Patrick Mello Announced As Humanities Graduate Research Symposium Award Winner

Author: Lynn McCormack

Graduate Research Symposium Award Winners Announced

Notre Dame’s third annual Graduate Research Symposium showcased the accomplishments of Notre Dame graduate students in the Graduate School’s four divisions: humanities, social science, engineering, and science.

Hosted by the Graduate Student Union, the goal of the February 4, 2011 event was to provide a scholarly but informal environment to facilitate conversations between graduate students and symposium guests, including undergraduate students, faculty, and community visitors.

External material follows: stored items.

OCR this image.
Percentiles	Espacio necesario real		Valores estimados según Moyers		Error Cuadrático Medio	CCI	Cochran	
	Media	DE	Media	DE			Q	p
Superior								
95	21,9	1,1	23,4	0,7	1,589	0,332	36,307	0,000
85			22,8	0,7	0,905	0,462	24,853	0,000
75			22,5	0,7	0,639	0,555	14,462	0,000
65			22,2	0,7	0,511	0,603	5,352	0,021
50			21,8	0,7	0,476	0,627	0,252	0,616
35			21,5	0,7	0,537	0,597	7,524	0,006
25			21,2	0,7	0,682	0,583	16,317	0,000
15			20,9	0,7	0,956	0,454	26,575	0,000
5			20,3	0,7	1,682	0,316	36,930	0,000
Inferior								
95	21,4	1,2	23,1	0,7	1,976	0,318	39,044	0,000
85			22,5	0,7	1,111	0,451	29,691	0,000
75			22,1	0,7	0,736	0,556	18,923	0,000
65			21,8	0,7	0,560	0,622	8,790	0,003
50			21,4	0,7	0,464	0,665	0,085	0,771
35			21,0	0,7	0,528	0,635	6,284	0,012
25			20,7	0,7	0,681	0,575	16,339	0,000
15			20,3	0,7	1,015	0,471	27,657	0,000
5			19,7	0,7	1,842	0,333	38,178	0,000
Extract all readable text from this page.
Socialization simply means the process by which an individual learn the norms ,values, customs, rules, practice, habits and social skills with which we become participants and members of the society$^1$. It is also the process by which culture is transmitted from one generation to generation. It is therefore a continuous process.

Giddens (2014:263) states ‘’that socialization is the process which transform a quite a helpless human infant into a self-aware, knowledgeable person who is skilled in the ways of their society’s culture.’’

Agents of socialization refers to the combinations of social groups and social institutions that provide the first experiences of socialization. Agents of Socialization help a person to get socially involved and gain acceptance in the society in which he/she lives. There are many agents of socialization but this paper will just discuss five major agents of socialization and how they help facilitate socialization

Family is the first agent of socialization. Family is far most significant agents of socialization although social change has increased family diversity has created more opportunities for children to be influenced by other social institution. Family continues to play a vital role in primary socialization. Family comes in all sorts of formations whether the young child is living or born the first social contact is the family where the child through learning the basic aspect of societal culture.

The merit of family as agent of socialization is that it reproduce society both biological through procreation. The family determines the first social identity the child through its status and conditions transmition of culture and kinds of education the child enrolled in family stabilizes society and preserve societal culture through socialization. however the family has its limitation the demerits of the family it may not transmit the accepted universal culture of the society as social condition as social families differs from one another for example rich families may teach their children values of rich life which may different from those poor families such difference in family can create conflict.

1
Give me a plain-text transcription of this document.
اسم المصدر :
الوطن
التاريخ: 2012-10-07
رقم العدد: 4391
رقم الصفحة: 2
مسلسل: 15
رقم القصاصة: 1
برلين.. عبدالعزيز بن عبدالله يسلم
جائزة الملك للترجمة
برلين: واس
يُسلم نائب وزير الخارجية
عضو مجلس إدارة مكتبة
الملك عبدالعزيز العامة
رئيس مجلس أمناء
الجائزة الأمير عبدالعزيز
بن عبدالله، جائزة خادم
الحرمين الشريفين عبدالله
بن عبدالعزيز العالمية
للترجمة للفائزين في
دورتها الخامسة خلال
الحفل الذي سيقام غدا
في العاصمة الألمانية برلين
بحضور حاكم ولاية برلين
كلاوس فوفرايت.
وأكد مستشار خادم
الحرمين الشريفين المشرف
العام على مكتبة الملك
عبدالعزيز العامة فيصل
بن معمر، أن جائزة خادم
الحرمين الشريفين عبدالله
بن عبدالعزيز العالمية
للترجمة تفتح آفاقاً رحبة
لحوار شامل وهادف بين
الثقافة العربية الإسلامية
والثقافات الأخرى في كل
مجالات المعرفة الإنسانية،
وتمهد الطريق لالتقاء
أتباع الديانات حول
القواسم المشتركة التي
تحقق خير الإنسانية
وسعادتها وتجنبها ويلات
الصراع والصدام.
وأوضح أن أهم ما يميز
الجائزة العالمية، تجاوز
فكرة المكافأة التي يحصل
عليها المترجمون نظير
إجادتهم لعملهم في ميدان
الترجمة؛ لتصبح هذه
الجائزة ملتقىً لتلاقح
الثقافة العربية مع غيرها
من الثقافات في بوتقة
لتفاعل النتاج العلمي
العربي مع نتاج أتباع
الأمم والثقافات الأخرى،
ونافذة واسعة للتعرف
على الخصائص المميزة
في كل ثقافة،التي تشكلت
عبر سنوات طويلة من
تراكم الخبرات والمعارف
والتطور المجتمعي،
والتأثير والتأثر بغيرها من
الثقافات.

The winners in each category:

Humanities:

First place: Patrick Mello, English
“Sir Charles Grandison and the Post-Jacobite Novel”
Second place: Brandon Cook, Medieval Studies
“Spiritually Sensuous Sojourns: Pilgrimage and the Senses in the Eulogiai of the St. Simeon the Stylite”

Social Sciences (two first-place awards):

Chadwick Curtis, Economics
“Economic Reform and Factors of Production in China”
Elizabeth Munnich, Economics
“The Labor Market Effects of California’s Minimum Nurse Staffing Law”

Engineering:

First place: Edit Varga, Electrical Engineering
“Experimental Demonstration of New Nanomagnetic Logic Devices”
Second place: Punit Bandi, Aerospace and Mechanical Engineering
“Design of Crashworthy Structures Using Compliant Mechanism Approach”

Science:

First place: John Engbers, Mathematics
“The Typical Structure of Propoer Colorings of the Discrete Hypercube”
Second place:. Patrick Shirey, Biological Sciences
“An Interdisciplinary Approach to Informing Ecological Restoration and Environmnental Management”

The symposium was supported by the College of Arts and Letters, the Graduate School, the College of Engineering, and the College of Science.